The US Securities and Exchange Commission (SEC) has appointed a receiver to preside over Florida-based investment adviser TCA Fund Management Group Corp. and the funds it manages in order to protect investors from a fraudulent scheme that included the company allegedly inflating asset values and falsifying performance results.
According to the SEC’s complaint, TCA allegedly distributed promotional materials to current and prospective investors that included improperly recognized revenue in order to fraudulently inflate net asset values (NAV) and performance for several funds it managed, which resulted in the funds always reporting positive returns.
“Investors were repeatedly presented a false picture of the TCA funds, showing them to be much more successful than they actually were,” Eric Bustillo, director of the SEC’s Miami regional office, said in a statement. “The SEC sought the appointment of a receiver to help locate and preserve the funds’ remaining assets for the benefit of investors.”
The court granted the SEC’s request to appoint Jonathan Perlman as receiver over TCA’s funds the TCA Global Credit Fund LP, the TCA Global Credit Fund Ltd., and the TCA Global Credit Master Fund LP. A receiver takes possession of all assets of the receivership entities and provides an accounting to the court, and they may establish a procedure by which victims can submit claims and receive a court-approved distribution.
Perlman is a partner at the Genovese Joblove & Battista law firm, where he heads the firm’s receivership, class action, and securities litigation practice groups.

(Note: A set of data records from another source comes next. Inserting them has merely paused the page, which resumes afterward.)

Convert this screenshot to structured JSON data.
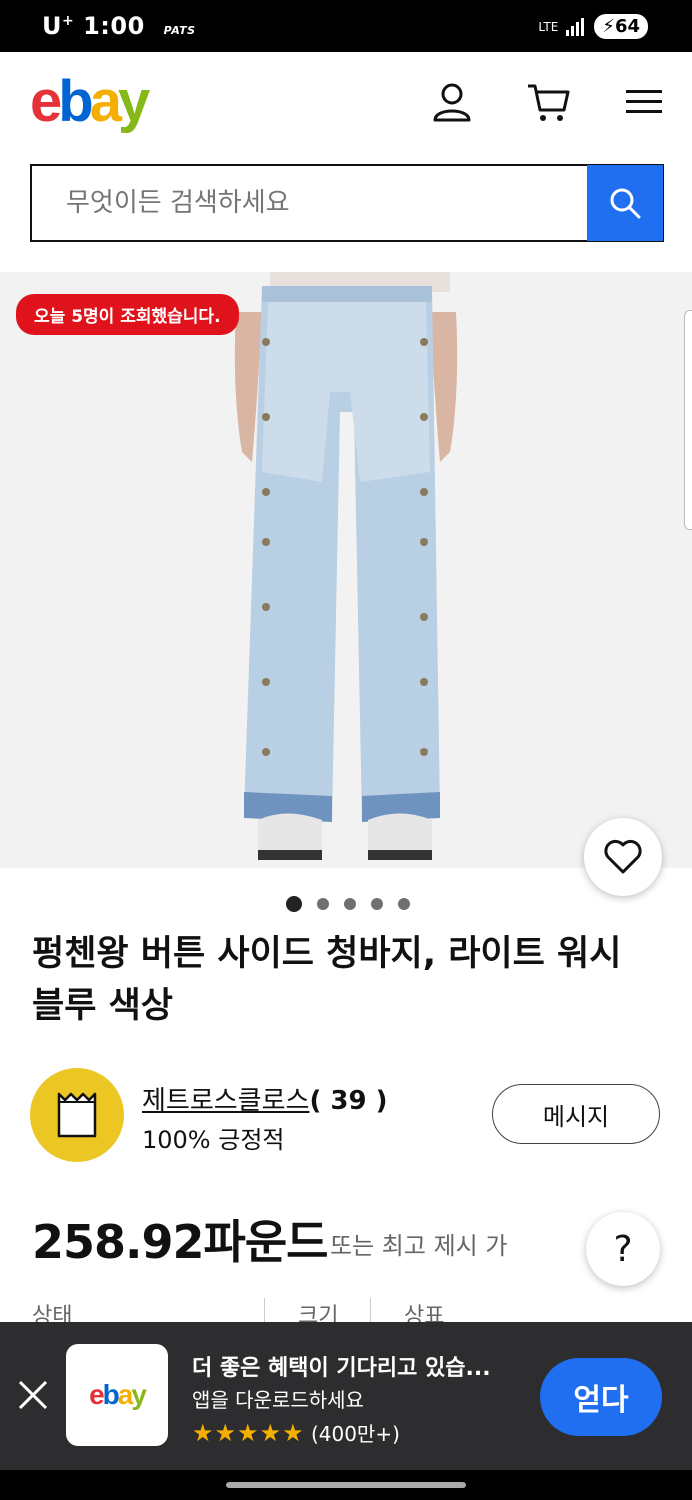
{
  "status": {
    "carrier": "U",
    "carrier_sup": "+",
    "time": "1:00",
    "extra": "PATS",
    "network": "LTE",
    "battery": "64"
  },
  "header": {
    "logo": {
      "e": "e",
      "b": "b",
      "a": "a",
      "y": "y"
    }
  },
  "search": {
    "placeholder": "무엇이든 검색하세요"
  },
  "gallery": {
    "badge": "오늘 5명이 조회했습니다.",
    "dots": 5,
    "active_dot": 0
  },
  "product": {
    "title": "펑첸왕 버튼 사이드 청바지, 라이트 워시 블루 색상"
  },
  "seller": {
    "name": "제트로스클로스",
    "score": "( 39 )",
    "positive": "100% 긍정적",
    "message_label": "메시지"
  },
  "price": {
    "amount": "258.92파운드",
    "note": "또는 최고 제시 가",
    "help": "?"
  },
  "specs": {
    "condition": "상태",
    "size": "크기",
    "brand": "상표"
  },
  "banner": {
    "title": "더 좋은 혜택이 기다리고 있습...",
    "subtitle": "앱을 다운로드하세요",
    "stars": "★★★★★",
    "reviews": "(400만+)",
    "get_label": "얻다",
    "app_logo": {
      "e": "e",
      "b": "b",
      "a": "a",
      "y": "y"
    }
  },
  "colors": {
    "accent": "#1f6ff0",
    "badge": "#e0131d",
    "seller_avatar": "#ecc724",
    "banner_bg": "#2d2d30"
  }
}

He has served as a federal court-appointed receiver in several actions brought by the SEC, the Federal Trade Commission, and the Florida attorney general’s office, and has helped recover millions of dollars for victims of fraudulent schemes.

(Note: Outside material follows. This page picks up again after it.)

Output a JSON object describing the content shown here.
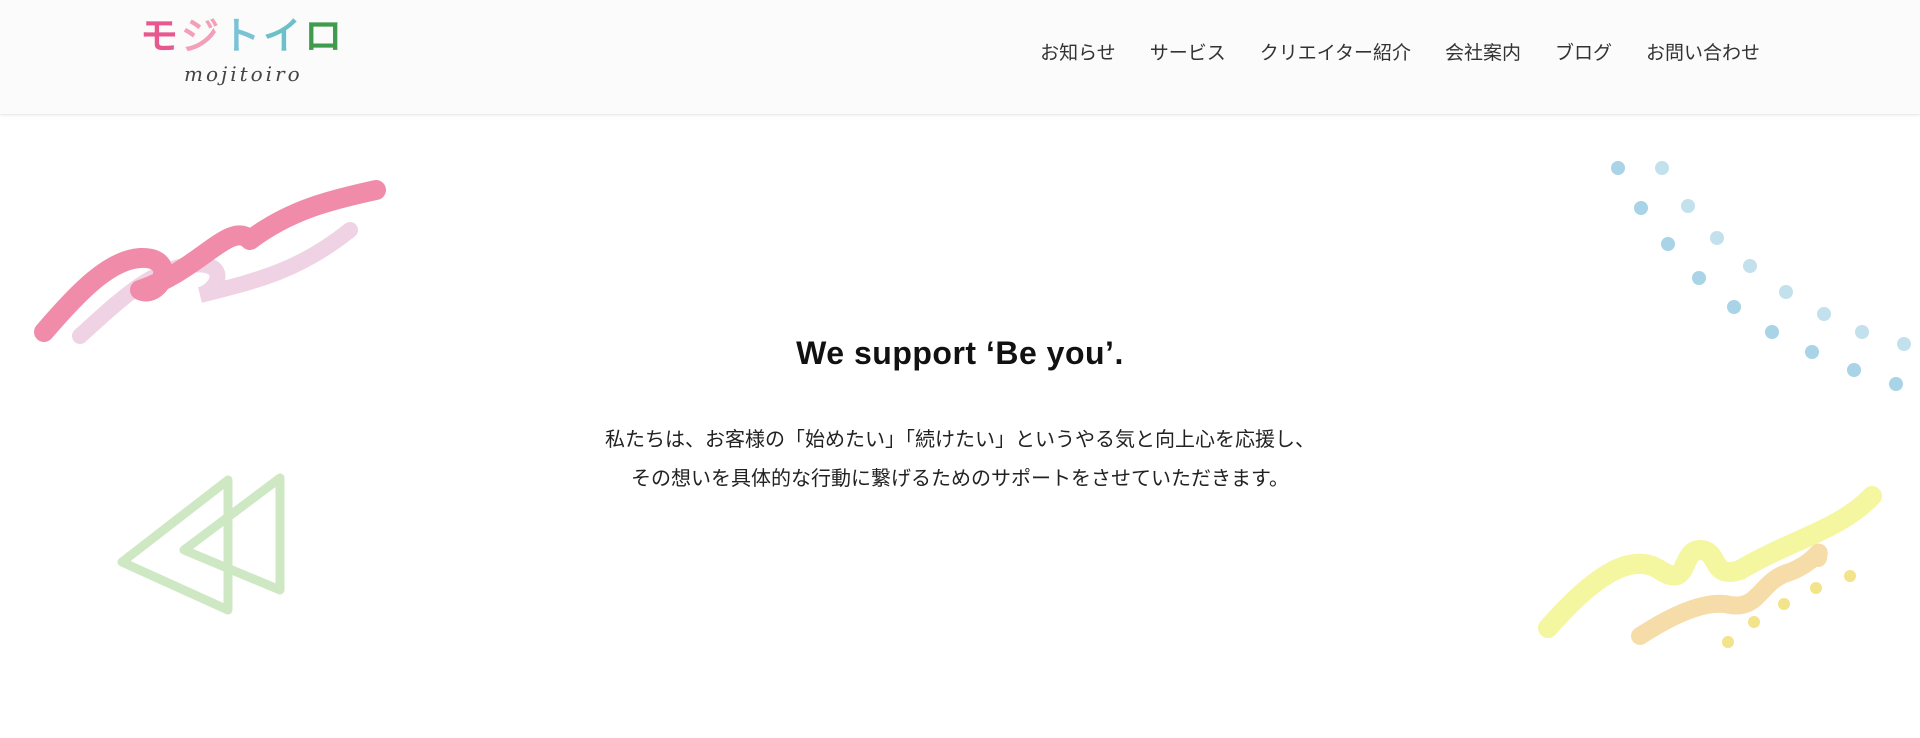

The SEC alleges that the funds’ reported net asset value of $516 million as of November was inflated by at least $130 million. In addition to allegedly distributing account statements to investors that falsely represented monthly returns and investment balances, the SEC also alleges that the funds paid inflated management fees and performance fees.
The complaint said TCA used two methods to inflate its funds’ asset values and revenue. The first involved TCA Global Credit Master Fund’s lending business. At an early stage of the loan process, a prospective borrower and TCA Global Credit Master Fund would sign a term sheet outlining the terms of the loan, including the amount of fees the borrower would pay the master fund when the loan transactions were consummated.

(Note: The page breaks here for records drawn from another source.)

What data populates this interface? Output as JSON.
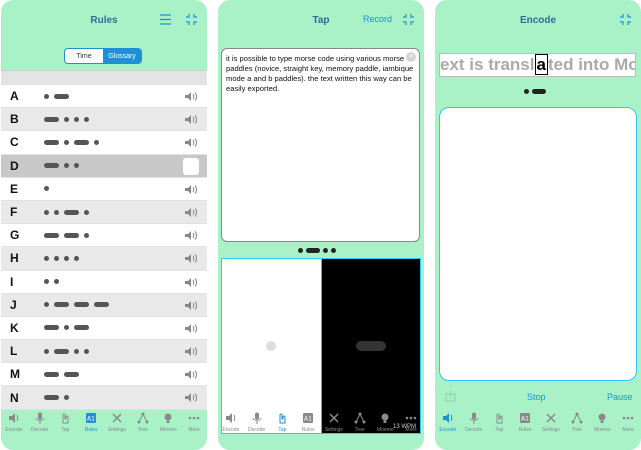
{
  "colors": {
    "accent": "#1f8fd6",
    "bg": "#a9f2c8"
  },
  "screen1": {
    "title": "Rules",
    "segments": [
      "Time",
      "Glossary"
    ],
    "rows": [
      {
        "letter": "A",
        "code": ".-"
      },
      {
        "letter": "B",
        "code": "-..."
      },
      {
        "letter": "C",
        "code": "-.-."
      },
      {
        "letter": "D",
        "code": "-.."
      },
      {
        "letter": "E",
        "code": "."
      },
      {
        "letter": "F",
        "code": "..-."
      },
      {
        "letter": "G",
        "code": "--."
      },
      {
        "letter": "H",
        "code": "...."
      },
      {
        "letter": "I",
        "code": ".."
      },
      {
        "letter": "J",
        "code": ".---"
      },
      {
        "letter": "K",
        "code": "-.-"
      },
      {
        "letter": "L",
        "code": ".-.."
      },
      {
        "letter": "M",
        "code": "--"
      },
      {
        "letter": "N",
        "code": "-."
      }
    ],
    "selected_row": "D"
  },
  "screen2": {
    "title": "Tap",
    "record": "Record",
    "text": "it is possible to type morse code using various morse paddles (novice, straight key, memory paddle, iambique mode a and b paddles). the text written this way can be easily exported.",
    "wpm": "13 WPM"
  },
  "screen3": {
    "title": "Encode",
    "scroll_before": "ext is transl",
    "scroll_cursor": "a",
    "scroll_after": "ted into Mo",
    "stop": "Stop",
    "pause": "Pause"
  },
  "tabs": [
    {
      "label": "Encode",
      "icon": "speaker-icon"
    },
    {
      "label": "Decode",
      "icon": "microphone-icon"
    },
    {
      "label": "Tap",
      "icon": "hand-icon"
    },
    {
      "label": "Rules",
      "icon": "rules-icon"
    },
    {
      "label": "Settings",
      "icon": "tools-icon"
    },
    {
      "label": "Tree",
      "icon": "tree-icon"
    },
    {
      "label": "Mnemo",
      "icon": "bulb-icon"
    },
    {
      "label": "More",
      "icon": "more-icon"
    }
  ]
}
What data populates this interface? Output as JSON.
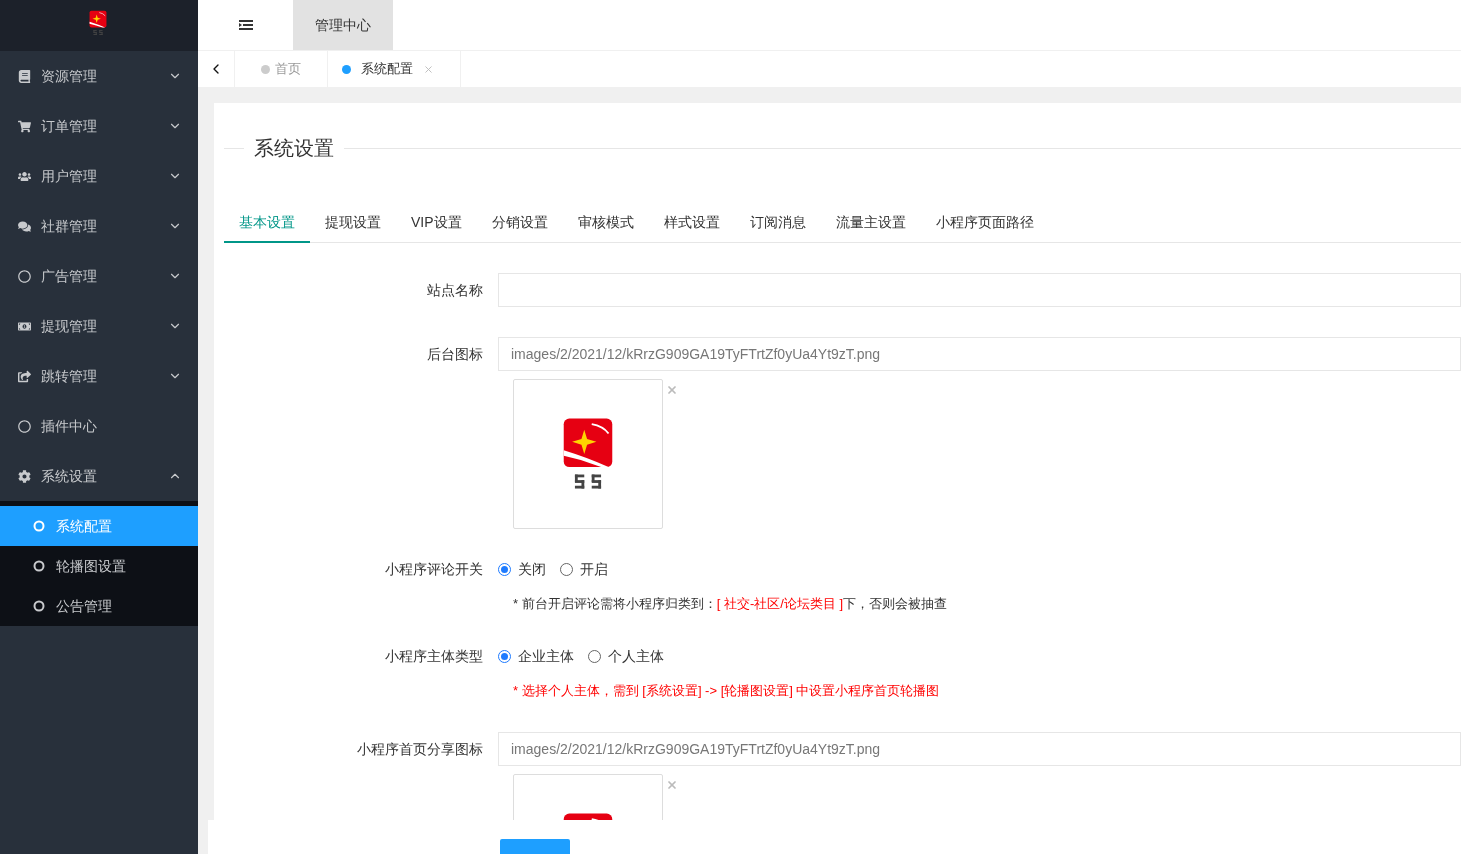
{
  "header": {
    "tabs": [
      {
        "label": "管理中心",
        "selected": true
      }
    ]
  },
  "sidebar": {
    "items": [
      {
        "label": "资源管理",
        "kind": "group",
        "expanded": false
      },
      {
        "label": "订单管理",
        "kind": "group",
        "expanded": false
      },
      {
        "label": "用户管理",
        "kind": "group",
        "expanded": false
      },
      {
        "label": "社群管理",
        "kind": "group",
        "expanded": false
      },
      {
        "label": "广告管理",
        "kind": "group",
        "expanded": false
      },
      {
        "label": "提现管理",
        "kind": "group",
        "expanded": false
      },
      {
        "label": "跳转管理",
        "kind": "group",
        "expanded": false
      },
      {
        "label": "插件中心",
        "kind": "link"
      },
      {
        "label": "系统设置",
        "kind": "group",
        "expanded": true,
        "children": [
          {
            "label": "系统配置",
            "selected": true
          },
          {
            "label": "轮播图设置",
            "selected": false
          },
          {
            "label": "公告管理",
            "selected": false
          }
        ]
      }
    ]
  },
  "page_tabs": [
    {
      "label": "首页",
      "selected": false
    },
    {
      "label": "系统配置",
      "selected": true,
      "closable": true
    }
  ],
  "section_title": "系统设置",
  "settings_tabs": [
    {
      "label": "基本设置",
      "selected": true
    },
    {
      "label": "提现设置",
      "selected": false
    },
    {
      "label": "VIP设置",
      "selected": false
    },
    {
      "label": "分销设置",
      "selected": false
    },
    {
      "label": "审核模式",
      "selected": false
    },
    {
      "label": "样式设置",
      "selected": false
    },
    {
      "label": "订阅消息",
      "selected": false
    },
    {
      "label": "流量主设置",
      "selected": false
    },
    {
      "label": "小程序页面路径",
      "selected": false
    }
  ],
  "form": [
    {
      "kind": "text",
      "label": "站点名称"
    },
    {
      "kind": "image",
      "label": "后台图标",
      "value": "images/2/2021/12/kRrzG909GA19TyFTrtZf0yUa4Yt9zT.png"
    },
    {
      "kind": "radio",
      "label": "小程序评论开关",
      "options": [
        {
          "label": "关闭",
          "selected": true
        },
        {
          "label": "开启",
          "selected": false
        }
      ],
      "hint": [
        {
          "text": "* 前台开启评论需将小程序归类到：",
          "highlight": false
        },
        {
          "text": "[ 社交-社区/论坛类目 ]",
          "highlight": true
        },
        {
          "text": "下，否则会被抽查",
          "highlight": false
        }
      ]
    },
    {
      "kind": "radio",
      "label": "小程序主体类型",
      "options": [
        {
          "label": "企业主体",
          "selected": true
        },
        {
          "label": "个人主体",
          "selected": false
        }
      ],
      "hint": [
        {
          "text": "* 选择个人主体，需到 [系统设置] -> [轮播图设置] 中设置小程序首页轮播图",
          "highlight": true
        }
      ]
    },
    {
      "kind": "image",
      "label": "小程序首页分享图标",
      "value": "images/2/2021/12/kRrzG909GA19TyFTrtZf0yUa4Yt9zT.png"
    }
  ]
}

TCA caused the master fund to recognize these prospective loan fees as revenue at the time of the execution of the term sheet rather than at the closing of the loan, “knowing or being severely reckless in not knowing the term sheets were not binding and in many cases did not lead to a funded loan,” the SEC said in its complaint.
Recognizing the loan fee revenue at the time of term sheet execution artificially increased the master fund’s profits and the NAV, which remained inflated until the fee revenue was actually earned for loans that eventually closed or removed from the books for loans that never closed.
The second method involved agreements for the master fund to provide investment banking services to a company, which provided for the company to pay the master fund a fee for the services, which ranged from hundreds of thousands to millions of dollars. TCA allegedly caused the master fund to recognize the investment banking fees as revenue at the time the agreement was signed, even though the companies lacked the means to pay the fees, and the master fund had provided few if any services to the company at the time the agreement was signed, the SEC said.
“As a result of these practices, defendants caused the funds to report to investors that the funds were profitable every month, with an ever-increasing NAV,” the SEC said in its complaint. “In fact, the booking of loan fees at the time of term sheet execution artificially inflated the NAV—at some points in time by as much as $29 million.”
The SEC’s complaint charges TCA and TCA Global Credit Fund GP Ltd. with violating the antifraud provisions of the federal securities laws and seeks permanent injunctions, disgorgement of allegedly ill-gotten gains with prejudgment interest, and financial penalties.